A nonviolent campaign against any evil will certainly lead to suffering, so anyone intending to start one does need to weigh that against the ongoing cost of inaction. But this is no reason to cast blame on people for merely for seeking to defend what is right nonviolently. Considering various conditions & events in Jesus' lifetime, and other things he said, I consider that he was not trying to forbid this.

 

On yet another hand. Why do we assume that we are able or required to overcome, ourselves, intolerable social/economic/political wrongs? We may be led to do so-- a great privilege and honor to be so led. But there are deeper causes which sabotage all our social tinkering (including the determined, clever, and largely successful manuevers of those who "benefit" (short-term, at cost to their own souls and sanity!) from existing evils.) Consider, please, what are these deeper causes of human evil & suffering?

 

 

Comment by Rosemary Rimmer-Clay on 2nd mo. 23, 2011 at 12:47pm

Pastor Martin Niemoller...
First they came for the communists,
and I didn't speak out because I wasn't a communist.

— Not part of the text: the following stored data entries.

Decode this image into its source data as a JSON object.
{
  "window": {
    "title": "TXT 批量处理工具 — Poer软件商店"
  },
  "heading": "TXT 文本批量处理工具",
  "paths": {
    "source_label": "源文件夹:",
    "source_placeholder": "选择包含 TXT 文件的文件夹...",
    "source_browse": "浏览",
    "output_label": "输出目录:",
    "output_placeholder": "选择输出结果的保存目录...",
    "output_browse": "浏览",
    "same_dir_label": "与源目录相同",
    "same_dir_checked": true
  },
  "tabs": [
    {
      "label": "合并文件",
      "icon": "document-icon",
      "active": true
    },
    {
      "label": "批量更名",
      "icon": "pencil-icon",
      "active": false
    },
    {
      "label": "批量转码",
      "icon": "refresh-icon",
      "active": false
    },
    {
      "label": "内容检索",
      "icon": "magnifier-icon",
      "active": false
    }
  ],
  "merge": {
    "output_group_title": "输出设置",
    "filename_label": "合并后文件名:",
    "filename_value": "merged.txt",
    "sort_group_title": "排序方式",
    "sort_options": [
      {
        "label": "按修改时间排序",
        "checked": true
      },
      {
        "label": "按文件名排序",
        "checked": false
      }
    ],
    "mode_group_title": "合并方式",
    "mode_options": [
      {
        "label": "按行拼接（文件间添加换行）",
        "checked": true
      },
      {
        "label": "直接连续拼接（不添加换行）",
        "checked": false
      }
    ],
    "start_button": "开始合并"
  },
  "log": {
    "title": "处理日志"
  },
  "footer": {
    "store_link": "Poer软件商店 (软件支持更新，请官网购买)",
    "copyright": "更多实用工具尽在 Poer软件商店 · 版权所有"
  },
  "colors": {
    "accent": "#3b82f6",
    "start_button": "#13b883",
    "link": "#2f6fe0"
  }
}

Then they came for the trade unionists,
and I didn't speak out because I wasn't a trade unionist.

Then they came for the Jews,
and I didn't speak out because I wasn't a Jew.

Then they came for me
and there was no one left to speak out for me.

We can ignore the cruelty and oppression that we see in our own community and in the wider world, or we can take the actions that we feel are right to make the world a better place...

Comment by Rickey D. Whetstone on 2nd mo. 23, 2011 at 10:10pm

Forrest

I can understand . . . that your on the fence about this subject and it's your opinion and I welcome all comments on the subject.  This problem has been around since the garden of Eden.  When a human observes the actions of another human and then physically  acts to oppress the oppressor.  They  are actually making this statement.

" God you are not in control of the universe and you don't know what you are doing and I'm going to correct the situation by taking action. "     

 

When Jesus was living on this planet  . . . Israel was occupied by the nasty Romans . . . who were killing  any Jews that were rebelling against Rome.   So . . . why did Jesus start killing Romans and rescue his people from the enemy?   Many Jews believed that the messiah would free Israel from all their enemies.  And when Jesus did not kill one Roman soldier they thought he was a fake.   

 

So . . . the answer is . . . are you going to act like Jesus . . . or are you going to act like the devil?

Comment by Forrest Curo on 2nd mo. 23, 2011 at 11:23pm

Rickey, would you prefer your karma to impact you with an inarticulate thud, or would you rather have somebody pointing out to you how and where it needs a serious overhaul?

 

I am not "on a fence;" I am letting God put up the fences where needed, and endeavoring not to build any of my own.

 

But I am saying that there is a way, and a motive, for nonviolent political action that is not "oppressing the oppressor" but rather seeking to  inform him that he needs to stop oppressing, or suffer consequences that I won't be responsible for...

 

And I am not in a position to condemn a nation I don't know for their nonviolent-- and deeply courageous-- efforts to say no to their current oppressors. Neither are you, going by what you've been saying about this. God may or may not give them the outcome they'd like, but it won't be for not deserving better!